Ein energetischer Nach-Test ergab, dass essentielle Aminosäuren hier zur Regeneration besonders wichtig sind und vor allem die Laktobazillen (Darmbakterien) längerfristig eingenommen werden sollen (3 Monate Minimum), um die Darmsituation nachhaltig zu verbessern. In der Tat ist der Zustand des Darms nur eine Seite des Problems. Der Aufbau ist genauso wichtig, da Colitis-Patienten oft erschreckend abgemagert sind.

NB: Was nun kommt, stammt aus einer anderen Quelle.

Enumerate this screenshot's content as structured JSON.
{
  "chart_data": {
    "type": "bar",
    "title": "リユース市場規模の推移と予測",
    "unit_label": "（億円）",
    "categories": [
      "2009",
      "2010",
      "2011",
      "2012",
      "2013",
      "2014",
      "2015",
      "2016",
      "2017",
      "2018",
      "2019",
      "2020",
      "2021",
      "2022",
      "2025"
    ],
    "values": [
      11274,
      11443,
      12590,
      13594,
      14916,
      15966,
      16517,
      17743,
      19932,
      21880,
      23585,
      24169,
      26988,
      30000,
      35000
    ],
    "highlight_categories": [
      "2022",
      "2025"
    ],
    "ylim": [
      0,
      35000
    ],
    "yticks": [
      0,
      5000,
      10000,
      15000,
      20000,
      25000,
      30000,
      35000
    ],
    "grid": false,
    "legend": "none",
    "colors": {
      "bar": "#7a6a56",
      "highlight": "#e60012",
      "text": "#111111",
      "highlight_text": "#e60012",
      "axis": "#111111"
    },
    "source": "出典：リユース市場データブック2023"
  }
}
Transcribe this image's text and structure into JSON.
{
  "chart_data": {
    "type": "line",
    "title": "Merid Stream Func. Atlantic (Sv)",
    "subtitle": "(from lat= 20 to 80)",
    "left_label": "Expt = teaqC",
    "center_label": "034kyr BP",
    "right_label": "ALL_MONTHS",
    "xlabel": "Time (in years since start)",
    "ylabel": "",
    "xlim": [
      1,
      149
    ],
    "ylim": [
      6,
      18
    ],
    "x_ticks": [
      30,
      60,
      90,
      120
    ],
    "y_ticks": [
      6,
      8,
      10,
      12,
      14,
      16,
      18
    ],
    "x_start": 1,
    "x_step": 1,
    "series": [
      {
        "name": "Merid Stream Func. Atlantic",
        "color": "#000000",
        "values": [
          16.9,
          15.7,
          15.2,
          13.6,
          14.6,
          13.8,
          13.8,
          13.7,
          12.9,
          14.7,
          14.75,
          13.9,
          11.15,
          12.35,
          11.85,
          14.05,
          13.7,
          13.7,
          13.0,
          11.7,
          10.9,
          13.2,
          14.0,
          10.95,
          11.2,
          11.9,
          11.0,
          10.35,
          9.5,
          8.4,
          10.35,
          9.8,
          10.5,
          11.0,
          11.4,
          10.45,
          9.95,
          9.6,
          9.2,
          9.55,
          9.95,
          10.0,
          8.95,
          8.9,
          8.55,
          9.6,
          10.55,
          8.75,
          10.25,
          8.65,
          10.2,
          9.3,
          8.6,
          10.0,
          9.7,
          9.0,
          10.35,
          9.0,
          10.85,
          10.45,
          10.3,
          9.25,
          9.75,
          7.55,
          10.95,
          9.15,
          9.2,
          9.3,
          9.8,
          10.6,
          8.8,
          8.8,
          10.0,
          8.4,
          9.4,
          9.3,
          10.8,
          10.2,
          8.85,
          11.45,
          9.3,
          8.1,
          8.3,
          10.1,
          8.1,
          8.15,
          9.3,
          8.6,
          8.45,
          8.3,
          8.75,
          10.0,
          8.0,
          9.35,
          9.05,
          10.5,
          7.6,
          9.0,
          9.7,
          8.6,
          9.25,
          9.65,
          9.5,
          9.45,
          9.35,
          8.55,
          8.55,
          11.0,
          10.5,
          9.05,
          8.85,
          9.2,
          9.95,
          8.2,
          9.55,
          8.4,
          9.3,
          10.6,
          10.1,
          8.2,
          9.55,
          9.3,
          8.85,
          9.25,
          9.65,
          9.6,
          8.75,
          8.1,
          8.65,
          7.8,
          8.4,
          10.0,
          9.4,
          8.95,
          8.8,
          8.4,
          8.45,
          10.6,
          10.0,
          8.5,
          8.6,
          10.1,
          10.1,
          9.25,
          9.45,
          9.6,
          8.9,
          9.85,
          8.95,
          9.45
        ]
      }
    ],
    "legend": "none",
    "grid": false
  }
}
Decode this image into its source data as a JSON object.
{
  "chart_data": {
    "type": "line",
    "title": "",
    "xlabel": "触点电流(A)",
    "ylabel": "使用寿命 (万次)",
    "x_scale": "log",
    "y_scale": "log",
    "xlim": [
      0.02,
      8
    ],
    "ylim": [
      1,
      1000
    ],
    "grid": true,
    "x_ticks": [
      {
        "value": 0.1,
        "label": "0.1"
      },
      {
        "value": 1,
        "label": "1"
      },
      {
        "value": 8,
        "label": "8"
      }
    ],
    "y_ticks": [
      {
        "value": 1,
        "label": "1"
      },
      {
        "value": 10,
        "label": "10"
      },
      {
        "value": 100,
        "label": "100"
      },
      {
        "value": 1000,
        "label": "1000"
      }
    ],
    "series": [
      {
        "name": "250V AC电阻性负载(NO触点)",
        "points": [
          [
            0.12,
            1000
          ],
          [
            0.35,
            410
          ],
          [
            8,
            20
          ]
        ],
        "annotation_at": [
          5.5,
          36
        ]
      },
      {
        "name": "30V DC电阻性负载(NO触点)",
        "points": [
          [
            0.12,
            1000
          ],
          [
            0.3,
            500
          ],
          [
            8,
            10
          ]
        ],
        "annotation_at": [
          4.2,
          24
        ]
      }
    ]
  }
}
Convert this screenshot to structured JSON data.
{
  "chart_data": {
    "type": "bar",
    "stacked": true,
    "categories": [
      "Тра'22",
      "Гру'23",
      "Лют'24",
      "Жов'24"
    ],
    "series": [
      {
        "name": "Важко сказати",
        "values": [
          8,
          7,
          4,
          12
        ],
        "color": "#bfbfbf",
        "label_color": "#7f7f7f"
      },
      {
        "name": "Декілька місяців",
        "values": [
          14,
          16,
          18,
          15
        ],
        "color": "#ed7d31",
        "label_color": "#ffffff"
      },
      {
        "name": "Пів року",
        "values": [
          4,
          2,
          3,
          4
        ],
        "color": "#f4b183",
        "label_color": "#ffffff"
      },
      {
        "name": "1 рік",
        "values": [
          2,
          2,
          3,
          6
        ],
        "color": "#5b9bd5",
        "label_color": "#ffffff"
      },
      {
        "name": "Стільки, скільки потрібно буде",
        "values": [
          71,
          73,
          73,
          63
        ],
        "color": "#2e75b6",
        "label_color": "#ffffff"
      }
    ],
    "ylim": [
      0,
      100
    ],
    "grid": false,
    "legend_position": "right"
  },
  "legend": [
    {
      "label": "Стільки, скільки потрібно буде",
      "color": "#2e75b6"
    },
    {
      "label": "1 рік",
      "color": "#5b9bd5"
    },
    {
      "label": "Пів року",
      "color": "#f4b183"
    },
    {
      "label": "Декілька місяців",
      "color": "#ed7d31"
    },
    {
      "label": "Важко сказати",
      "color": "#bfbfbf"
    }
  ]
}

Mit Aminosäuren beschäftigen wir uns erst seit kurzem, haben aber in der Regeneration extrem gute Erfahrungen bei stark beanspruchten Menschen – Kranke, Gestresste und Sportler - machen dürfen. Ein Leitsymptom für die Gabe von Aminosäuren ist Erschöpfung, ein weiteres sind Wadenkrämpfe, die sich durch Magnesium nicht bessern, Schlaflosigkeit und Atemnot. Aminosäuremangel wird sehr, sehr häufig nicht erkannt und falsch behandelt.

Besonders markant war kürzlich der Fall einer jungen Frau, die ihr Lauftraining aufgrund heftiger Schmerzen in beiden Waden abbrechen musste. Der Arzt behandelte sie auf Thrombose in beiden Beinen (!) und gab ihr eine ganze Serie von Injektionen, die – natürlich – nicht halfen. Nach wenigen Tagen Gabe von Aminosäuren sind die Schmerzen verschwunden. Das Lauftraining wurde wieder aufgenommen und konnte schmerzfrei absolviert werden.

Da Aminosäuren an so vielen Prozessen beteiligt sind und etwa die Unterversorgung mit nur einer einzigen essentiellen Aminosäure den gesamten Regenerationsprozess in Frage stellen kann, ist zumindest die Einnahme einer Monatspackung (in der halben Dosierung wie für Sportler vorgesehen), bei vielen Beschwerden sinnvoll.

Weitere Leitsymptome für den Einsatz von Aminosäuren sind: Energielosigkeit, Leberschäden, Blutzuckerprobleme, Gewichtszunahme, Depressionen, Atemnot, Wachstumsstörungen, Hormonstörungen, Sucht, Schmerzen, Stress, Immundefizite, Ungleichgewichte im Blutbild, Müdigkeit, Hautprobleme, Vitamin B12 Mangel, Selenmangel, schwache Fähigkeit zur Regulation und zur Ausleitung, Herzschwäche u,v.a.